Knowledge does not save us. Knowledge does not lead in itself to peace and contentment. Consider one of Jesus’ disciples. Judas was trained by Jesus for three years. He had a better opportunity than any of his generation to learn directly from the source of truth about truth. Don’t you think Judas was able to quote from the Hebrew Bible? Don’t you think Judas could have given the talks Jesus gave in village after village after having heard Jesus teach so many times? What is there do you think that Judas did not know? And yet Judas betrayed Jesus, sold him out for thirty pieces of silver.

Knowledge does not save. Knowledge may give you an exalted place in society. Knowledge may give you the right to lecture in universities and write articles in prestigious journals and give interviews on television and be published. But when it comes to the end and you are lying in a hospital bed, gasping for breath as you prepare to leave this world, what then does your knowledge do for you?

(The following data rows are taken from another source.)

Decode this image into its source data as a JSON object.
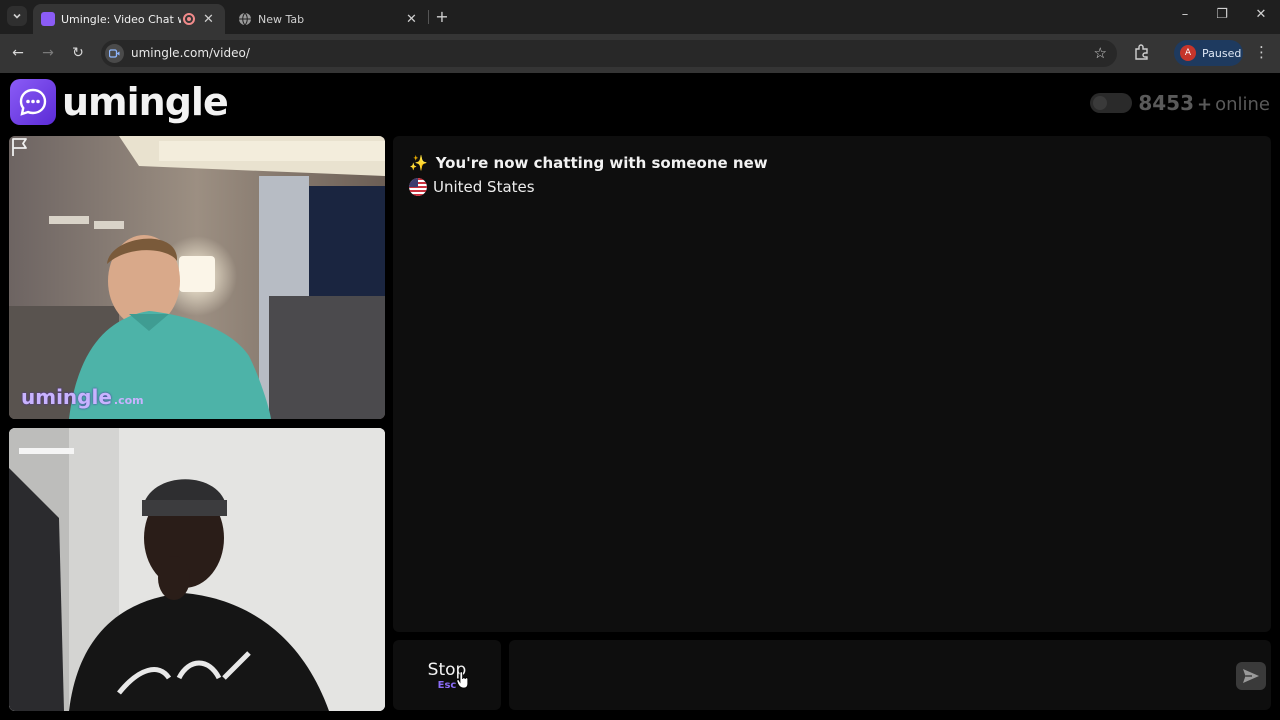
{
  "browser": {
    "tabs": [
      {
        "title": "Umingle: Video Chat with St",
        "active": true
      },
      {
        "title": "New Tab",
        "active": false
      }
    ],
    "url": "umingle.com/video/",
    "profile_initial": "A",
    "profile_status": "Paused"
  },
  "header": {
    "brand_name": "umingle",
    "online_count": "8453",
    "online_plus": "+",
    "online_label": "online"
  },
  "remote_video": {
    "watermark_main": "umingle",
    "watermark_suffix": ".com"
  },
  "chat": {
    "status_icon": "✨",
    "status_message": "You're now chatting with someone new",
    "partner_country": "United States",
    "input_value": ""
  },
  "controls": {
    "stop_label": "Stop",
    "stop_shortcut": "Esc"
  },
  "colors": {
    "accent": "#8b5cf6",
    "page_bg": "#000000",
    "panel_bg": "#0e0e0e"
  }
}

Knowledge does not make us good. It does not lead in itself to peace and contentment, but it is indispensable to we who call ourselves Christians. Knowledge may not be the final goal but it is critical to getting to the final goal.

Paul wrote this in Romans 10
How, then, can they call on the one they have not believed in? And how can they believe in the one of whom they have not heard? And how can they hear without someone preaching to them?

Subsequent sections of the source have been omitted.